Son évolution économique croît en liaison avec les domaines septentrionaux des Ducs tout puissants. Philippe le Hardi se considère comme l’un des grands Feudataires (possesseur de Fiefs ou terres) du Royaume de France et il étale sa puissance.

Des compagnies de routiers et d’écorcheurs sèment la terreur dans la population et mettent le pays en ruine avec la complicité des bâtards de France.

Cette période où Jeanne d’Arc “la pucelle de Lorraine” défend les intérêts du roi Charles VII est une des plus terribles que supportera notre Province écrasée d’impôts et de rançons que leur font subir ces “suppôts de Satan” formés en véritables compagnies de plus de dix mille hommes. C’est dire leur écrasante supériorité face à nos pauvres paysans sans défense autre que leurs fourches et haches de fer.

La guerre entre Bourguignons menée par Jean Sans Peur (fils de PHILIPPE LE HARDI) et les Armagnacs (Charles le Mauvais) mène à la ruine encore plus accrue du pays déjà si blessé.

En 1477 l’échec de CHARLES LE TÉMÉRAIRE et sa mort devant NANCY où il est venu lutter contre René d’ANJOU Duc de Lorraine, entraînent l’écroulement des Etats bourguignons et Louis XI s’empare du Duché.

En 1482, son annexion à la France est reconnue par le Traité d’Arras. La Bourgogne faisait ses premiers pas dans l’Histoire de la France.

Les villages aussi bien dans notre Province, que d’ailleurs dans toutes les parties du Royaume de France étaient très hiérarchisés avec ses Maîtres, propriétaires aisés qui fournissaient aux manants emplois et nourriture et menaient d’une poigne de fer les communautés villageoises : “Il n’y a qu’un seul homme qui ” soit ” déclare un cahier rural : il tient tous les journaliers qui sont sous sa domination, donne ce qu’il veut par jour à ces derniers et c’est bien peu … !”

Les Administrateurs royaux avaient reconnu que dans ce pays “de labour, il n’y a que deux ou trois fermiers aisés, desquels les habitants dépendent”.

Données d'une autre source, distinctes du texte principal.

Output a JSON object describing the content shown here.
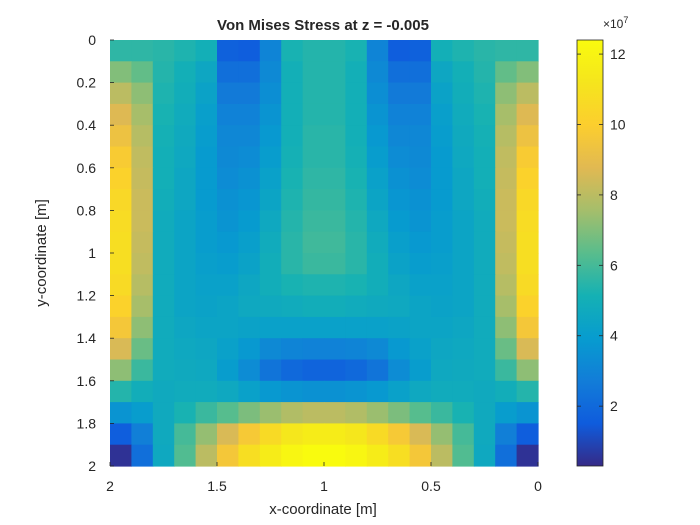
{
  "chart_data": {
    "type": "heatmap",
    "title": "Von Mises Stress at z = -0.005",
    "xlabel": "x-coordinate [m]",
    "ylabel": "y-coordinate [m]",
    "x_reversed": true,
    "y_reversed": true,
    "xlim": [
      0,
      2
    ],
    "ylim": [
      0,
      2
    ],
    "grid": false,
    "x_ticks": [
      {
        "value": 2,
        "label": "2"
      },
      {
        "value": 1.5,
        "label": "1.5"
      },
      {
        "value": 1,
        "label": "1"
      },
      {
        "value": 0.5,
        "label": "0.5"
      },
      {
        "value": 0,
        "label": "0"
      }
    ],
    "y_ticks": [
      {
        "value": 0,
        "label": "0"
      },
      {
        "value": 0.2,
        "label": "0.2"
      },
      {
        "value": 0.4,
        "label": "0.4"
      },
      {
        "value": 0.6,
        "label": "0.6"
      },
      {
        "value": 0.8,
        "label": "0.8"
      },
      {
        "value": 1,
        "label": "1"
      },
      {
        "value": 1.2,
        "label": "1.2"
      },
      {
        "value": 1.4,
        "label": "1.4"
      },
      {
        "value": 1.6,
        "label": "1.6"
      },
      {
        "value": 1.8,
        "label": "1.8"
      },
      {
        "value": 2,
        "label": "2"
      }
    ],
    "colorbar": {
      "colormap": "parula",
      "range": [
        0.3,
        12.4
      ],
      "exponent_label": "×10",
      "exponent_power": "7",
      "ticks": [
        {
          "value": 2,
          "label": "2"
        },
        {
          "value": 4,
          "label": "4"
        },
        {
          "value": 6,
          "label": "6"
        },
        {
          "value": 8,
          "label": "8"
        },
        {
          "value": 10,
          "label": "10"
        },
        {
          "value": 12,
          "label": "12"
        }
      ]
    },
    "grid_size": [
      20,
      20
    ],
    "cell_values_x1e7": [
      [
        5.6,
        5.6,
        5.5,
        5.3,
        5.0,
        1.7,
        1.6,
        3.0,
        5.2,
        5.4,
        5.4,
        5.2,
        3.0,
        1.6,
        1.7,
        5.0,
        5.3,
        5.5,
        5.6,
        5.6
      ],
      [
        7.0,
        6.5,
        5.4,
        5.0,
        4.5,
        2.2,
        2.2,
        3.2,
        5.0,
        5.4,
        5.4,
        5.0,
        3.2,
        2.2,
        2.2,
        4.5,
        5.0,
        5.4,
        6.5,
        7.0
      ],
      [
        8.0,
        7.2,
        5.3,
        4.9,
        4.3,
        2.6,
        2.6,
        3.4,
        5.0,
        5.4,
        5.4,
        5.0,
        3.4,
        2.6,
        2.6,
        4.3,
        4.9,
        5.3,
        7.2,
        8.0
      ],
      [
        8.7,
        7.6,
        5.2,
        4.8,
        4.1,
        2.9,
        2.9,
        3.6,
        5.0,
        5.4,
        5.4,
        5.0,
        3.6,
        2.9,
        2.9,
        4.1,
        4.8,
        5.2,
        7.6,
        8.7
      ],
      [
        9.3,
        7.9,
        5.1,
        4.7,
        4.0,
        3.1,
        3.1,
        3.8,
        5.0,
        5.5,
        5.5,
        5.0,
        3.8,
        3.1,
        3.1,
        4.0,
        4.7,
        5.1,
        7.9,
        9.3
      ],
      [
        9.8,
        8.1,
        5.0,
        4.6,
        3.9,
        3.2,
        3.3,
        4.0,
        5.1,
        5.5,
        5.5,
        5.1,
        4.0,
        3.3,
        3.2,
        3.9,
        4.6,
        5.0,
        8.1,
        9.8
      ],
      [
        10.2,
        8.2,
        5.0,
        4.5,
        3.9,
        3.3,
        3.5,
        4.2,
        5.2,
        5.6,
        5.6,
        5.2,
        4.2,
        3.5,
        3.3,
        3.9,
        4.5,
        5.0,
        8.2,
        10.2
      ],
      [
        10.5,
        8.3,
        4.9,
        4.5,
        3.9,
        3.5,
        3.7,
        4.4,
        5.3,
        5.7,
        5.7,
        5.3,
        4.4,
        3.7,
        3.5,
        3.9,
        4.5,
        4.9,
        8.3,
        10.5
      ],
      [
        10.7,
        8.3,
        4.8,
        4.4,
        4.0,
        3.6,
        3.9,
        4.6,
        5.4,
        5.8,
        5.8,
        5.4,
        4.6,
        3.9,
        3.6,
        4.0,
        4.4,
        4.8,
        8.3,
        10.7
      ],
      [
        10.8,
        8.2,
        4.8,
        4.4,
        4.0,
        3.8,
        4.1,
        4.8,
        5.5,
        5.9,
        5.9,
        5.5,
        4.8,
        4.1,
        3.8,
        4.0,
        4.4,
        4.8,
        8.2,
        10.8
      ],
      [
        10.8,
        8.1,
        4.8,
        4.4,
        4.1,
        4.0,
        4.3,
        4.9,
        5.5,
        5.8,
        5.8,
        5.5,
        4.9,
        4.3,
        4.0,
        4.1,
        4.4,
        4.8,
        8.1,
        10.8
      ],
      [
        10.6,
        7.9,
        4.8,
        4.4,
        4.2,
        4.2,
        4.5,
        4.9,
        5.2,
        5.3,
        5.3,
        5.2,
        4.9,
        4.5,
        4.2,
        4.2,
        4.4,
        4.8,
        7.9,
        10.6
      ],
      [
        10.2,
        7.6,
        4.8,
        4.4,
        4.3,
        4.4,
        4.6,
        4.7,
        4.8,
        4.9,
        4.9,
        4.8,
        4.7,
        4.6,
        4.4,
        4.3,
        4.4,
        4.8,
        7.6,
        10.2
      ],
      [
        9.6,
        7.2,
        4.8,
        4.5,
        4.4,
        4.4,
        4.3,
        4.2,
        4.2,
        4.2,
        4.2,
        4.2,
        4.2,
        4.3,
        4.4,
        4.4,
        4.5,
        4.8,
        7.2,
        9.6
      ],
      [
        8.6,
        6.6,
        4.8,
        4.6,
        4.5,
        4.2,
        3.8,
        3.2,
        3.0,
        2.9,
        2.9,
        3.0,
        3.2,
        3.8,
        4.2,
        4.5,
        4.6,
        4.8,
        6.6,
        8.6
      ],
      [
        7.2,
        5.8,
        4.8,
        4.7,
        4.6,
        4.0,
        3.3,
        2.4,
        2.0,
        1.8,
        1.8,
        2.0,
        2.4,
        3.3,
        4.0,
        4.6,
        4.7,
        4.8,
        5.8,
        7.2
      ],
      [
        5.4,
        4.9,
        4.7,
        4.8,
        4.8,
        4.6,
        4.2,
        3.8,
        3.6,
        3.5,
        3.5,
        3.6,
        3.8,
        4.2,
        4.6,
        4.8,
        4.8,
        4.7,
        4.9,
        5.4
      ],
      [
        3.6,
        4.0,
        4.7,
        5.2,
        5.8,
        6.3,
        6.9,
        7.4,
        7.8,
        8.0,
        8.0,
        7.8,
        7.4,
        6.9,
        6.3,
        5.8,
        5.2,
        4.7,
        4.0,
        3.6
      ],
      [
        1.6,
        2.8,
        4.7,
        6.0,
        7.3,
        8.6,
        9.7,
        10.6,
        11.3,
        11.6,
        11.6,
        11.3,
        10.6,
        9.7,
        8.6,
        7.3,
        6.0,
        4.7,
        2.8,
        1.6
      ],
      [
        0.5,
        2.2,
        4.6,
        6.2,
        8.0,
        9.6,
        10.8,
        11.6,
        12.1,
        12.4,
        12.4,
        12.1,
        11.6,
        10.8,
        9.6,
        8.0,
        6.2,
        4.6,
        2.2,
        0.5
      ]
    ]
  }
}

On les voyait ces fermiers, tenir plusieurs centaines d’hectares, commander valets de charrue, filles de ferme, domestiques et journaliers…

On le constate, nos aïeux devaient lutter, supporter le poids des droits seigneuriaux et redevances diverses sans compter les corvées obligatoires telles que : dîme – taille – gabelle- dixième – vingtième – glandée – cens etc… que d’impôts disparates qui se sont poursuivis jusqu’à la Révolution Française qui en amena cependant bien d’autres !!!

Mais certains beaucoup plus malin trouvèrent un biais pour contourner les lois féodales et se mirent en COMMUNAUTÉ familiale ou agricole ou de métiers… Mais cela reste une autre histoire…

Vive la Bourgogne !!

Sources : Larousse – Histoire de France LAROUSSE Tome 1 – Échos du passé (revue trimestrielle association Les Amis du Dardon) “le temps des écorcheurs de Bourgogne” n° 45 1980 – texte et aquarelle de M.Arnold Tétard.